Mucha más fortuna tuvimos en sus compañeros dramáticos. Aquiles Machado estrenando en su patio nueva figura fue efectivo y tonante a lo largo de la función. Se dejan añorar sus matices delicados de hace diez años, pero sigue siendo un duque vibrante y sensual, aunque “La donna é Mobile” ya no tenga la rotundidad de entonces.

Triunfadora absoluta de la velada fue la exquisita Gilda de Mariana Ortiz, dueña de un canto dulce, de elegantes y sensibles acentos. Es tierna en los dúos con su padre, angelical en sus extravíos amorosos por el Duque, y dramáticamente temeraria cuando se arroja al sacrificio ante Sparafucile y Maddalena en el Acto III, para morir con alteza melíflua en brazos del bufón. La sentimos mucho más dueña del papel como la inocente Gilda que como la audaz Violetta de Traviata.

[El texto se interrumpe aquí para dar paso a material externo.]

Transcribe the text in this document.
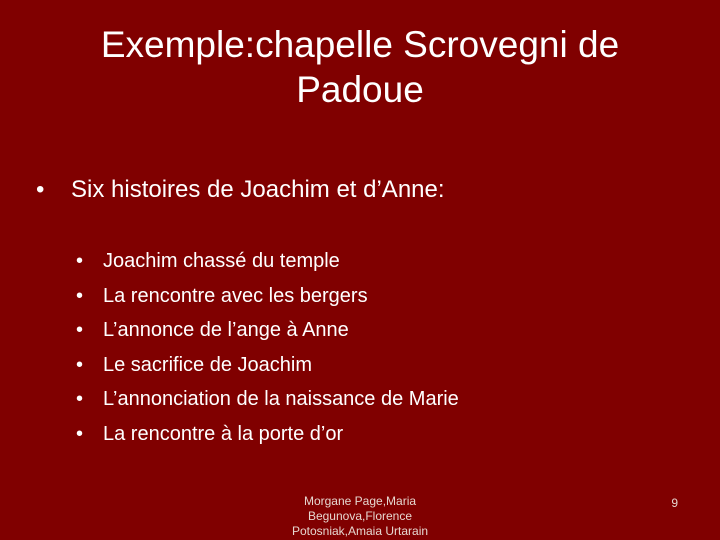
Exemple:chapelle Scrovegni de
Padoue
• Six histoires de Joachim et d’Anne:
• Joachim chassé du temple
• La rencontre avec les bergers
• L’annonce de l’ange à Anne
• Le sacrifice de Joachim
• L’annonciation de la naissance de Marie
• La rencontre à la porte d’or
Morgane Page,Maria
Begunova,Florence
Potosniak,Amaia Urtarain
9
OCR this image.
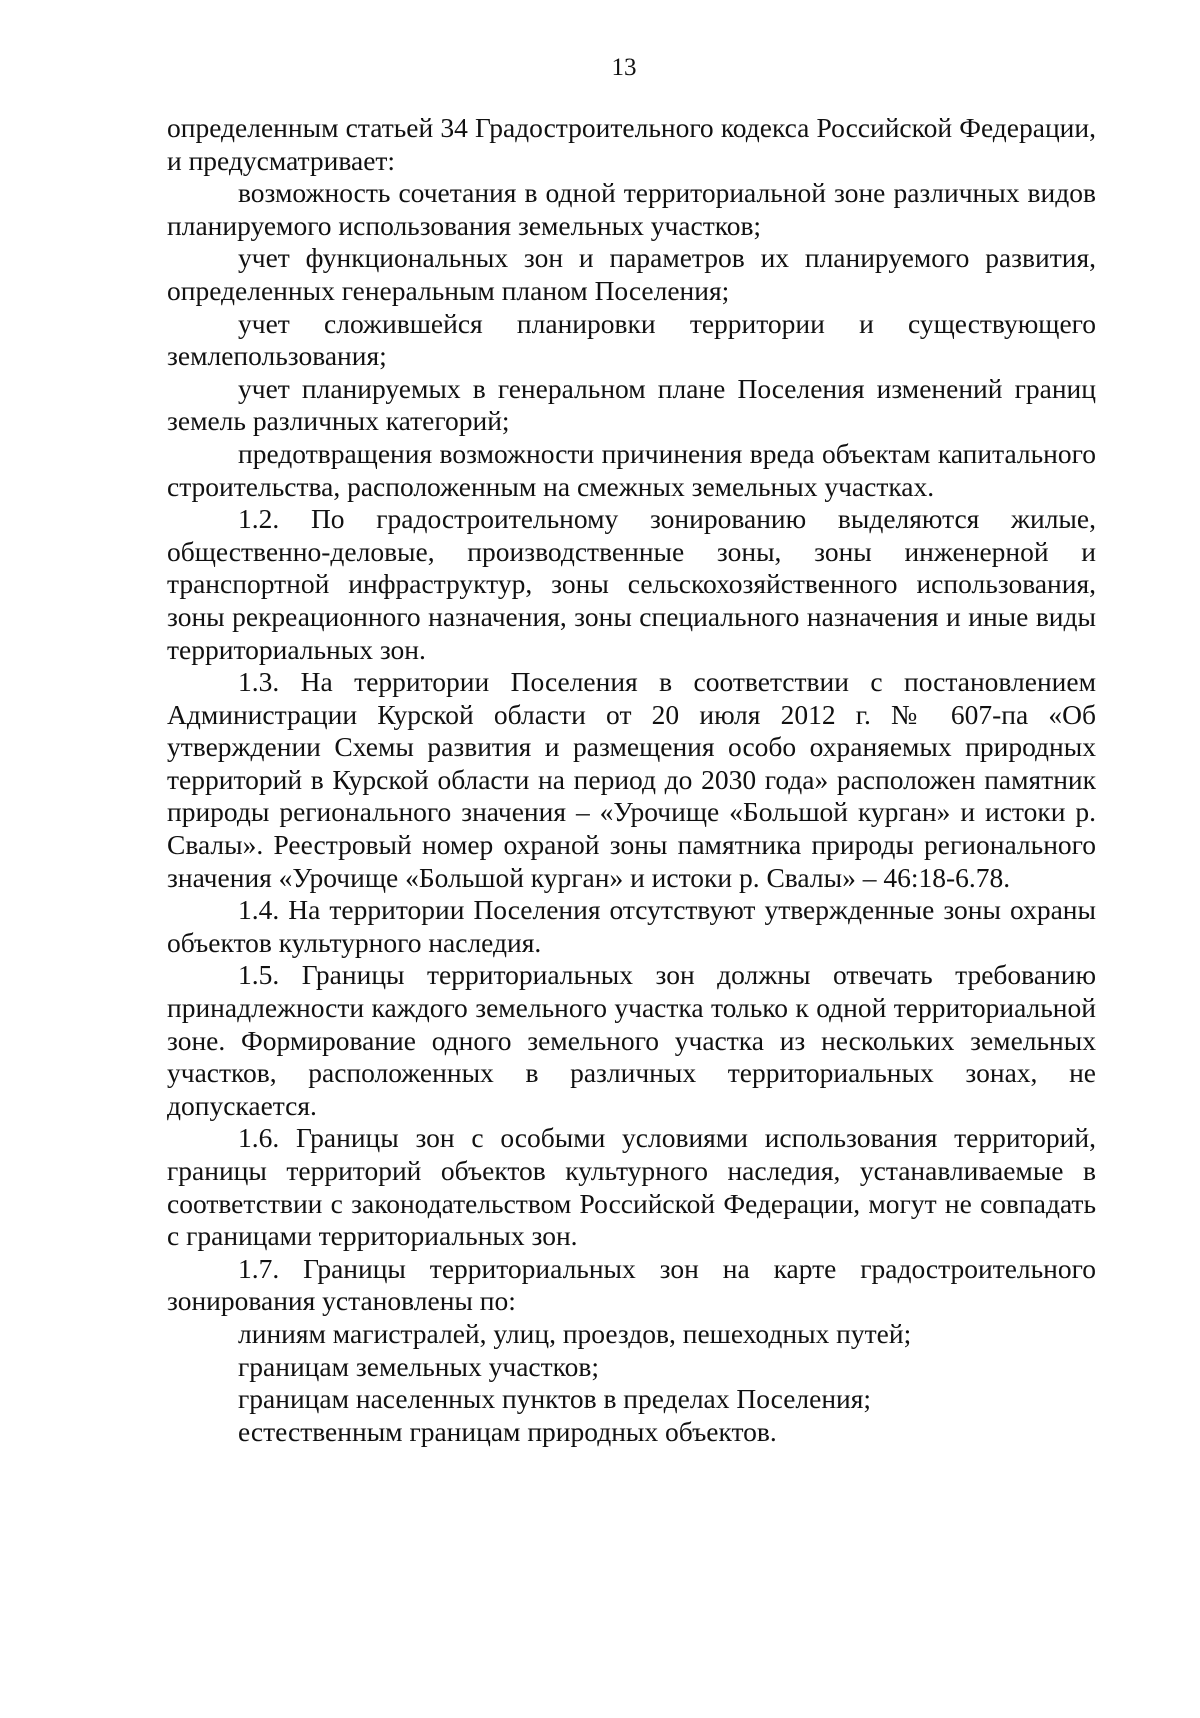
13

определенным статьей 34 Градостроительного кодекса Российской Федерации, и предусматривает:

возможность сочетания в одной территориальной зоне различных видов планируемого использования земельных участков;

учет функциональных зон и параметров их планируемого развития, определенных генеральным планом Поселения;

учет сложившейся планировки территории и существующего землепользования;

учет планируемых в генеральном плане Поселения изменений границ земель различных категорий;

предотвращения возможности причинения вреда объектам капитального строительства, расположенным на смежных земельных участках.

1.2. По градостроительному зонированию выделяются жилые, общественно-деловые, производственные зоны, зоны инженерной и транспортной инфраструктур, зоны сельскохозяйственного использования, зоны рекреационного назначения, зоны специального назначения и иные виды территориальных зон.

1.3. На территории Поселения в соответствии с постановлением Администрации Курской области от 20 июля 2012 г. № 607-па «Об утверждении Схемы развития и размещения особо охраняемых природных территорий в Курской области на период до 2030 года» расположен памятник природы регионального значения – «Урочище «Большой курган» и истоки р. Свалы». Реестровый номер охраной зоны памятника природы регионального значения «Урочище «Большой курган» и истоки р. Свалы» – 46:18-6.78.

1.4. На территории Поселения отсутствуют утвержденные зоны охраны объектов культурного наследия.

1.5. Границы территориальных зон должны отвечать требованию принадлежности каждого земельного участка только к одной территориальной зоне. Формирование одного земельного участка из нескольких земельных участков, расположенных в различных территориальных зонах, не допускается.

1.6. Границы зон с особыми условиями использования территорий, границы территорий объектов культурного наследия, устанавливаемые в соответствии с законодательством Российской Федерации, могут не совпадать с границами территориальных зон.

1.7. Границы территориальных зон на карте градостроительного зонирования установлены по:

линиям магистралей, улиц, проездов, пешеходных путей;

границам земельных участков;

границам населенных пунктов в пределах Поселения;

естественным границам природных объектов.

A su lado el plantel nacional de secundarios escaló altos peldaños: sorprendente el Sparafucile de Camilo Serrano, sobre todo en la estruendosa escena de la tormenta. Maddalena es el mejor rol que le hemos visto jamás a Katiuska Rodríguez: sonora, voluptuosa, insolente, brillante. Los instantáneos no desmerecieron su oportunidad. Con su típica solvencia las voces oscuras del Coro de Opera del Teatro Teresa Carreño.
Se asentaban estas representaciones sin escena del Rigoletto, en el reciente triunfo del joven director venezolano Diego Matheuz en la Fenice de Venecia. Lamento, a la luz de lo escuchado no poder compartir el entusiasmo. Salvo una genial dinámica en el acompañamiento al aria “Cortigiani…” y la potencia de la escena de la tormenta del Acto III, su dirección fue tremendamente desbalanceada, con excesiva presencia de metales y percusión e inapropiada exiguidad de las cuerdas, importantes en la entrada del bufón a su casa, en el dúo con Gilda, y en la “Vendetta” del Acto II. Además se preocupó mucho más de la solvencia acústica de su orquesta, que de acompañar dramáticamente a sus cantantes y de crear el telón sonoro que requerían a falta del escenográfico.

Pero, tengamos paciencia: batuta y voces tienen a su favor la juventud, que si bien es un defecto que se corrige con los años, como decía Bernard Shaw, en ópera es la potencialidad de ser cada vez mejor.

(1) Traducciones mías del libreto de Francesco María Piave.